I think building knowledge taxonomy and ontologies are critical before even jumping on to develop RAG based applications. Without that, identifying the needle in the haystack is almost impossible. There are so many context overlaps in our unstructured knowledge content. I would be keen to hear if anyone has started to use knowledge ontologies. Some examples of experience will be highly appreciated.
In the context of LAWXER (https://www.lawxer.ai) spent about 12 months building the theory behind the unstructured text analysis (general approach) and framework for fact extraction and requirement compliance controls.
While not implemented in the app logic the knowledge ontology, it was often used to define the app logic.
In early 2025 we’ll be building the clauses library engine. And that beast will definitely require the proper implementation of this approach in the knowledge base. So, maybe will post something on the subject either on the website or (most likely) on my LinkedIn
I would say it depends. My approach was to replicate human approach to knowledge consumption and understanding which was largely enough to get the precision to the level I needed (which is way over the head of my current competitors).
The trick was to use multi-step data ingestion and multi-step data retrieval (similar to how we read and recall) backed up by the app workflows. And that fixed the semantic noise issue in RAG usage.

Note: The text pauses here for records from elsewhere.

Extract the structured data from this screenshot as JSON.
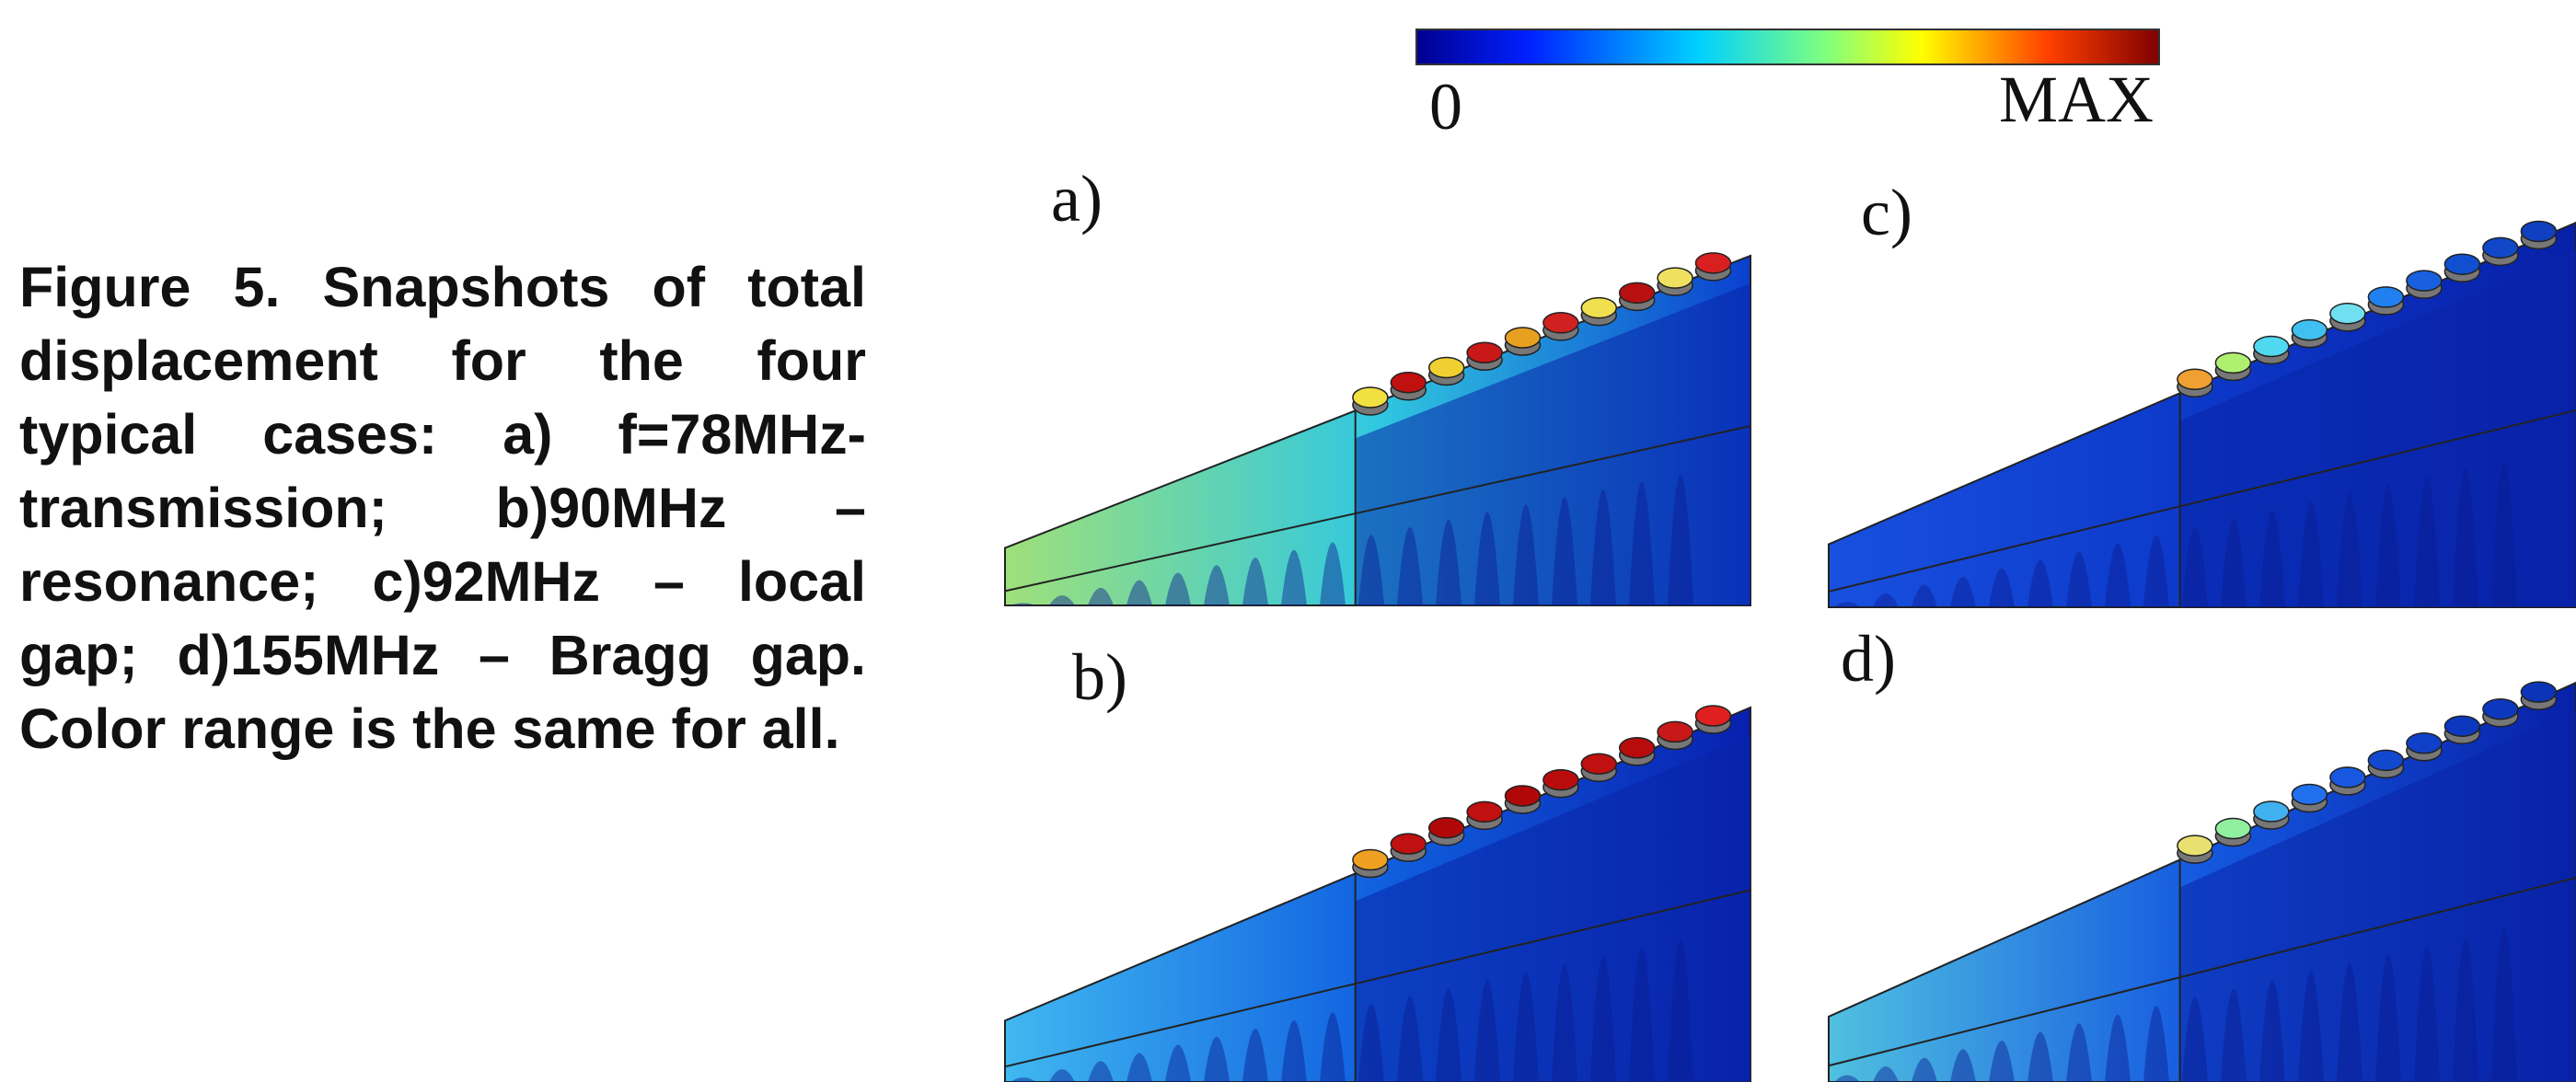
{
  "caption": "Figure 5. Snapshots of total displacement for the four typical cases: a) f=78MHz-transmission; b)90MHz – resonance; c)92MHz – local gap; d)155MHz – Bragg gap. Color range is the same for all.",
  "colorbar": {
    "min_label": "0",
    "max_label": "MAX"
  },
  "panels": [
    {
      "label": "a)"
    },
    {
      "label": "b)"
    },
    {
      "label": "c)"
    },
    {
      "label": "d)"
    }
  ]
}
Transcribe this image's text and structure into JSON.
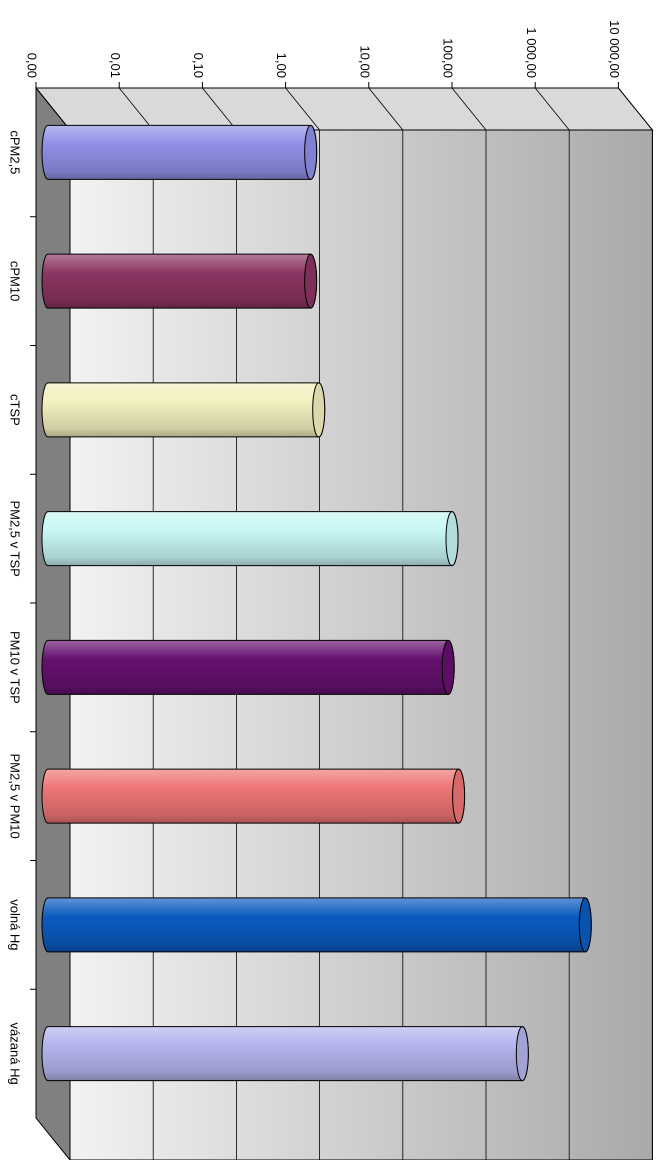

What I struggle to understand is, the transformer architecture enabled to get better associations between the words in a sentence, how would it help understand the meaning of the sentence based on a given knowledge domain. It is just associating words without understanding the meaning. I feel, providing the meaning of the domain through ontology and taxonomy may be able to reduce hallucination and better ground the LLMs
An ontology can be very useful, a taxonomy maybe not as much (as far as I understand ATM).

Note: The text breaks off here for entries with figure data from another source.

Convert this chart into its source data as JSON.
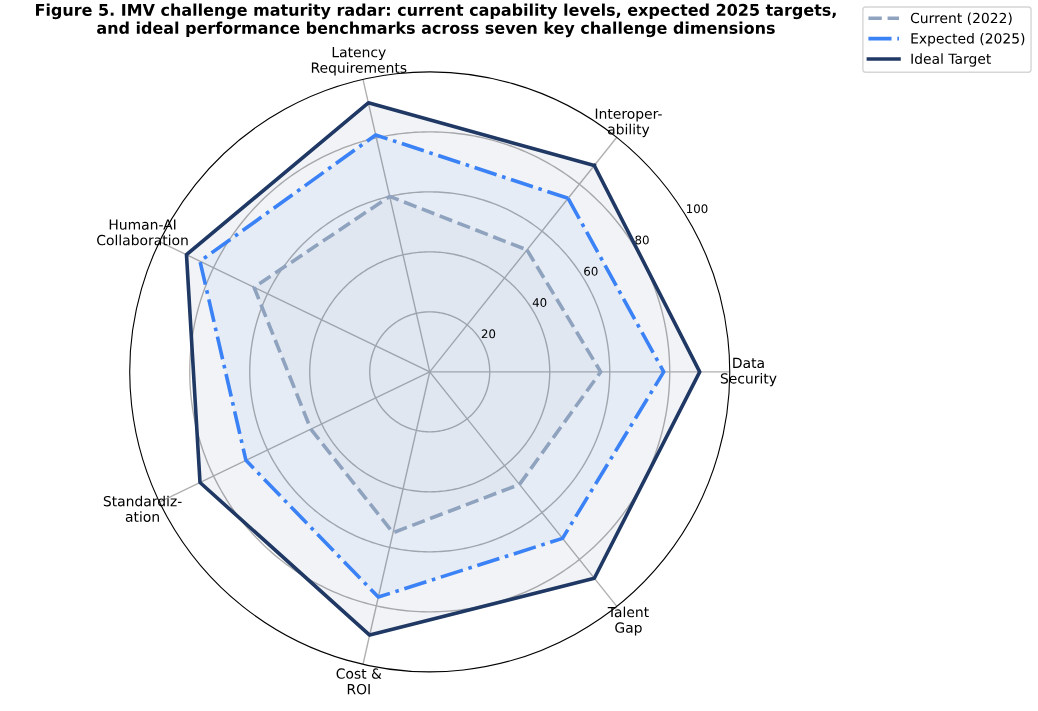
{
  "chart_data": {
    "type": "radar",
    "title": "Figure 5. IMV challenge maturity radar: current capability levels, expected 2025 targets,\nand ideal performance benchmarks across seven key challenge dimensions",
    "categories": [
      "Interoper-\nability",
      "Data\nSecurity",
      "Talent\nGap",
      "Cost &\nROI",
      "Standardiz-\nation",
      "Human-AI\nCollaboration",
      "Latency\nRequirements"
    ],
    "series": [
      {
        "name": "Current (2022)",
        "color": "#8fa3bf",
        "line_style": "dashed",
        "values": [
          52,
          57,
          48,
          55,
          44,
          65,
          60
        ]
      },
      {
        "name": "Expected (2025)",
        "color": "#3b82f6",
        "line_style": "dashdot",
        "values": [
          74,
          78,
          71,
          77,
          68,
          85,
          81
        ]
      },
      {
        "name": "Ideal Target",
        "color": "#1f3864",
        "line_style": "solid",
        "values": [
          88,
          90,
          88,
          90,
          85,
          90,
          92
        ]
      }
    ],
    "ylim": [
      0,
      100
    ],
    "yticks": [
      20,
      40,
      60,
      80,
      100
    ],
    "grid": true,
    "legend": "top right"
  }
}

One question I asked myself was, what’s a taxonomy?
Nominally you’d think it’s a discretization of concepts into strata and taxa, but if you really dig down these discretizations don’t really represent the world because nothing’s ever “that simple and clear-cut” - and I’m gonna claim that any attempt at a finite taxonomy is inherently opinionated.

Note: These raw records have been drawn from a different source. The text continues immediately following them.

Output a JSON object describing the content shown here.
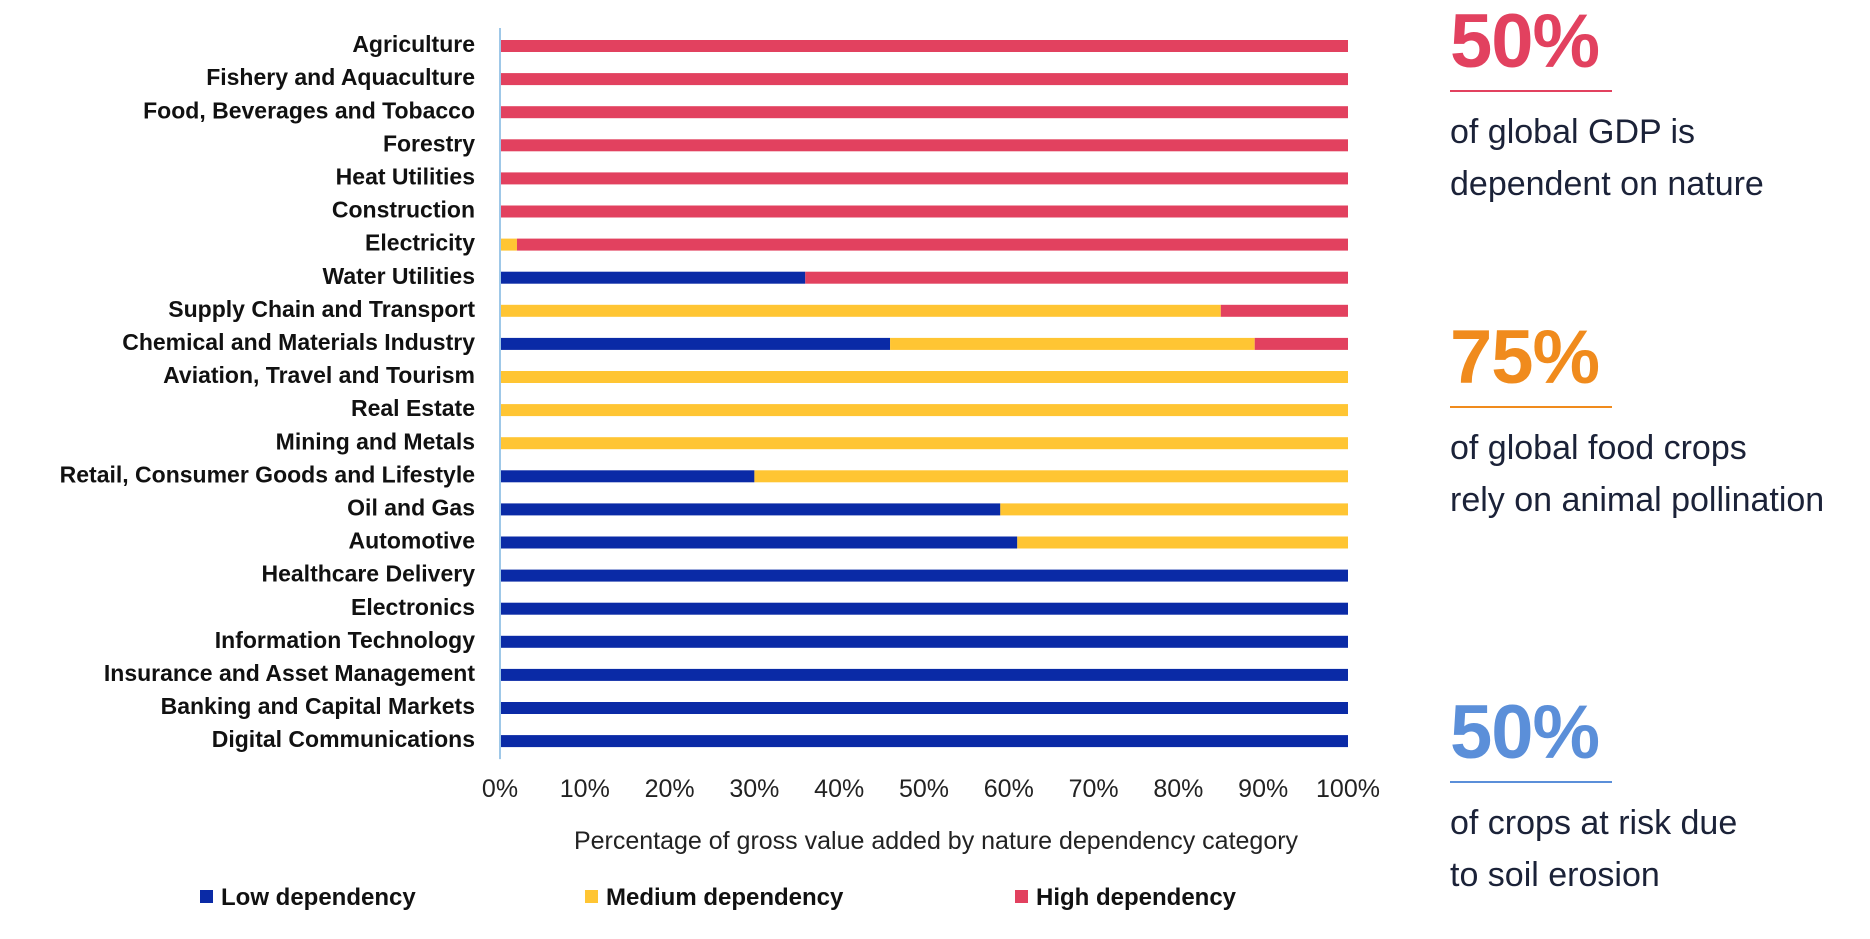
{
  "colors": {
    "low": "#0a2aa6",
    "medium": "#ffc533",
    "high": "#e2415f",
    "axis_line": "#9fc8e8",
    "stat1": "#e2415f",
    "stat2": "#f08b1d",
    "stat3": "#5b8fd9"
  },
  "chart_data": {
    "type": "bar",
    "orientation": "horizontal",
    "stacked": true,
    "categories": [
      "Agriculture",
      "Fishery and Aquaculture",
      "Food, Beverages and Tobacco",
      "Forestry",
      "Heat Utilities",
      "Construction",
      "Electricity",
      "Water Utilities",
      "Supply Chain and Transport",
      "Chemical and Materials Industry",
      "Aviation, Travel and Tourism",
      "Real Estate",
      "Mining and Metals",
      "Retail, Consumer Goods and Lifestyle",
      "Oil and Gas",
      "Automotive",
      "Healthcare Delivery",
      "Electronics",
      "Information Technology",
      "Insurance and Asset Management",
      "Banking and Capital Markets",
      "Digital Communications"
    ],
    "series": [
      {
        "name": "Low dependency",
        "color_key": "low",
        "values": [
          0,
          0,
          0,
          0,
          0,
          0,
          0,
          36,
          0,
          46,
          0,
          0,
          0,
          30,
          59,
          61,
          100,
          100,
          100,
          100,
          100,
          100
        ]
      },
      {
        "name": "Medium dependency",
        "color_key": "medium",
        "values": [
          0,
          0,
          0,
          0,
          0,
          0,
          2,
          0,
          85,
          43,
          100,
          100,
          100,
          70,
          41,
          39,
          0,
          0,
          0,
          0,
          0,
          0
        ]
      },
      {
        "name": "High dependency",
        "color_key": "high",
        "values": [
          100,
          100,
          100,
          100,
          100,
          100,
          98,
          64,
          15,
          11,
          0,
          0,
          0,
          0,
          0,
          0,
          0,
          0,
          0,
          0,
          0,
          0
        ]
      }
    ],
    "xlim": [
      0,
      100
    ],
    "xticks": [
      "0%",
      "10%",
      "20%",
      "30%",
      "40%",
      "50%",
      "60%",
      "70%",
      "80%",
      "90%",
      "100%"
    ],
    "xlabel": "Percentage of gross value added by nature dependency category",
    "ylabel": "",
    "legend_position": "bottom",
    "grid": false
  },
  "stats": [
    {
      "value": "50%",
      "color_key": "stat1",
      "lines": [
        "of global GDP is",
        "dependent on nature"
      ]
    },
    {
      "value": "75%",
      "color_key": "stat2",
      "lines": [
        "of global food crops",
        "rely on animal pollination"
      ]
    },
    {
      "value": "50%",
      "color_key": "stat3",
      "lines": [
        "of crops at risk due",
        "to soil erosion"
      ]
    }
  ]
}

Disregarding that, if you were to crank up the resolution on your taxonomy graph you’d (theoretically) eventually end up with an infinite dimensional graphon (I’m overextending a bit tbh; I’ve never gotten that deep into GT) we can approximate (or learn) a lower dimensional analogue/approximation of that graphon with LLMs, and then you get your embedding hypersurfaces.
TL;DR: Embedding space is “a taxonomy” - and IMO a vastly superior one to any a human could ever define.
I disagree here - unless you’re trying to represent a concept that the model cannot grasp. In which case you might need to use a stronger model, or work on your formulation.
Which types of hallucinations do you want to mitigate? There’s three types off the top of my head: (in terms of embeddings)
- Vertical: The model cannot understand the content due to a lack of focus or attention. This can be overcome by using a better model improving data quality. (e.g. better chunking strategy, rewording, etc.)
- Horizontal Type A: (OoD/wrinkles) It’s possible for embeddings to sometimes land in regions that are “Out of Distribution” - but I think that’s pretty rare unless you do some arithmetic post - processing. The surface geometry in these OoD regions might not be as smooth as expected, which can bring about “hallucinations” where unrelated things might appear closer than expected. This might be overcome by picking a model that’s more suited to your data, but typically a bigger, more generally capable one is an even better option.
- Horizontal Type B: (OoS/overlap) It’s possible for certain dimensions to not be representable in embedding space, causing the space to fold in on itself and retrieving undesirable elements. These Out of Space “hallucinations” often need to be cleaned up with a post-processing step. A common manifestation of this is when the temporal axis becomes relevant. I’m not aware of a strong off the shelf model that can do this reliably.
I think a (human) taxonomy can potentially help you detect if your embedding space has horizontal type issues in your domain of interest. Turning it into a sort of validation test to see if the model is capable of representing what you want. I wouldn’t do it up front because I think the returns would be marginal, but if you got the time and energy it might be worth investigating.
An ontology otoh can help if you’re struggling with H/B overlap issues. Directional ontological links allow you to navigate between the overlapping layers/branes as it were.